= Alison Tomlin =

British physical chemist and applied mathematician

Alison Sarah Tomlin is a British physical chemist and applied mathematician whose research involves building detailed mathematical models of combustion, including uncertainty quantification for those models. She is a professor in the School of Chemical and Process Engineering at the University of Leeds, where she heads the Clean Combustion Research Group.

==Education and career==
Tomlin was a student of mathematics and of the history of science and philosophy of science at the University of Leeds, where she earned a combined bachelor's degree in those topics in 1987. She continued at Leeds as a graduate student in physical chemistry, completing her dissertation Bifurcation analysis for non-linear chemical kinetics in 1990.

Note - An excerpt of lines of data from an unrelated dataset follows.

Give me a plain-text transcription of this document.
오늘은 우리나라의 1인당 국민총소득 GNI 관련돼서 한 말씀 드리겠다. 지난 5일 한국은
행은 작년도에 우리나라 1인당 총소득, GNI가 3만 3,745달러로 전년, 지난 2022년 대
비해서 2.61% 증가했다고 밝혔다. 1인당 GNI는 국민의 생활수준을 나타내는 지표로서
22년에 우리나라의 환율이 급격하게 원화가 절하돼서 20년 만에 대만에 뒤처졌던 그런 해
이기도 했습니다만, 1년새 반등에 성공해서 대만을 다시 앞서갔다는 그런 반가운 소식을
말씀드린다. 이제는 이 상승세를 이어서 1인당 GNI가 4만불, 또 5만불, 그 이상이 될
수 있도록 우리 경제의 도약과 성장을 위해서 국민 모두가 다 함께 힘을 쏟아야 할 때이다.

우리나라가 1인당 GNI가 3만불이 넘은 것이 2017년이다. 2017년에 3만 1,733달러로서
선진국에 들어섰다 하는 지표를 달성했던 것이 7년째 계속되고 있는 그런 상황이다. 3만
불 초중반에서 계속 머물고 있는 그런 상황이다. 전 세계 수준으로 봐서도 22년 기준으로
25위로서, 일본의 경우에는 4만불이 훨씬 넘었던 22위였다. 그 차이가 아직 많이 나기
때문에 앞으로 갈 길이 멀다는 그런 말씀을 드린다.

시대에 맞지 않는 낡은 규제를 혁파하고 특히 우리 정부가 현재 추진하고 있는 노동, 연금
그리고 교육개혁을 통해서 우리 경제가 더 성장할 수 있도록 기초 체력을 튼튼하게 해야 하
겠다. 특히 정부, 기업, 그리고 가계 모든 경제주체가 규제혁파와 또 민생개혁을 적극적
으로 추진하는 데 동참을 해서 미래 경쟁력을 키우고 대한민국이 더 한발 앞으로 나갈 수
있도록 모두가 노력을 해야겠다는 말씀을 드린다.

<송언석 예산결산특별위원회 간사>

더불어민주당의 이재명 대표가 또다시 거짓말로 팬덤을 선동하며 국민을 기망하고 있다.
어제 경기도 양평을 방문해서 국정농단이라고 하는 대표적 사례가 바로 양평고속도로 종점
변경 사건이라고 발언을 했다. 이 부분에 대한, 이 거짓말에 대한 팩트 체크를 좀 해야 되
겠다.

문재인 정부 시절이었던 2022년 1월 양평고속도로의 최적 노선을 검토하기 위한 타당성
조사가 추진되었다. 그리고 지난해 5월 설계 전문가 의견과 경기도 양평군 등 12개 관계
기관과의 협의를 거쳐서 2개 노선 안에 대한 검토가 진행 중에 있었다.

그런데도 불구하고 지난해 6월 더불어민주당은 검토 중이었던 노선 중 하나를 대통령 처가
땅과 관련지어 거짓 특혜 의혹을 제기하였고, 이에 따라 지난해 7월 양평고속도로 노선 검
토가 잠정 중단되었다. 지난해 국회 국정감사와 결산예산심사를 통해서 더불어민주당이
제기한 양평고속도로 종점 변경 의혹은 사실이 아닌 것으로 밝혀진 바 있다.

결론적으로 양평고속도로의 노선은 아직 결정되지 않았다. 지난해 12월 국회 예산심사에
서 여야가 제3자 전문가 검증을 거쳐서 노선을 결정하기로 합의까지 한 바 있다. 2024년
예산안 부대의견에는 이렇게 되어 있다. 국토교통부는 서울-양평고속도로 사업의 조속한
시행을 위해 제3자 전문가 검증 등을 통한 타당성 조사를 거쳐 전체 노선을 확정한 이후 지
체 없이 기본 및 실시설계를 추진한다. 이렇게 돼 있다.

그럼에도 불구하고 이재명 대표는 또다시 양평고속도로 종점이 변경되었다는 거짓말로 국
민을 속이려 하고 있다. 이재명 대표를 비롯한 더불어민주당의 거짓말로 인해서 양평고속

After earning her doctorate, and performing post-doctoral research at Leeds and Princeton University, she returned to Leeds as a lecturer in the Department of Fuel and Energy in 1994.

==Book==
With Tamás Turányi, Tomlin is coauthor of the book Analysis of Kinetic Reaction Mechanisms (Springer, 2014).

==Recognition==
A paper coauthored by Tomlin won the 1992 Sugden Award of The Combustion Institute. Tomlin was elected to the inaugural 2018 class of Fellows of The Combustion Institute, "for innovative research on the development and application of mechanism reduction, sensitivity analysis and uncertainty quantification in combustion models".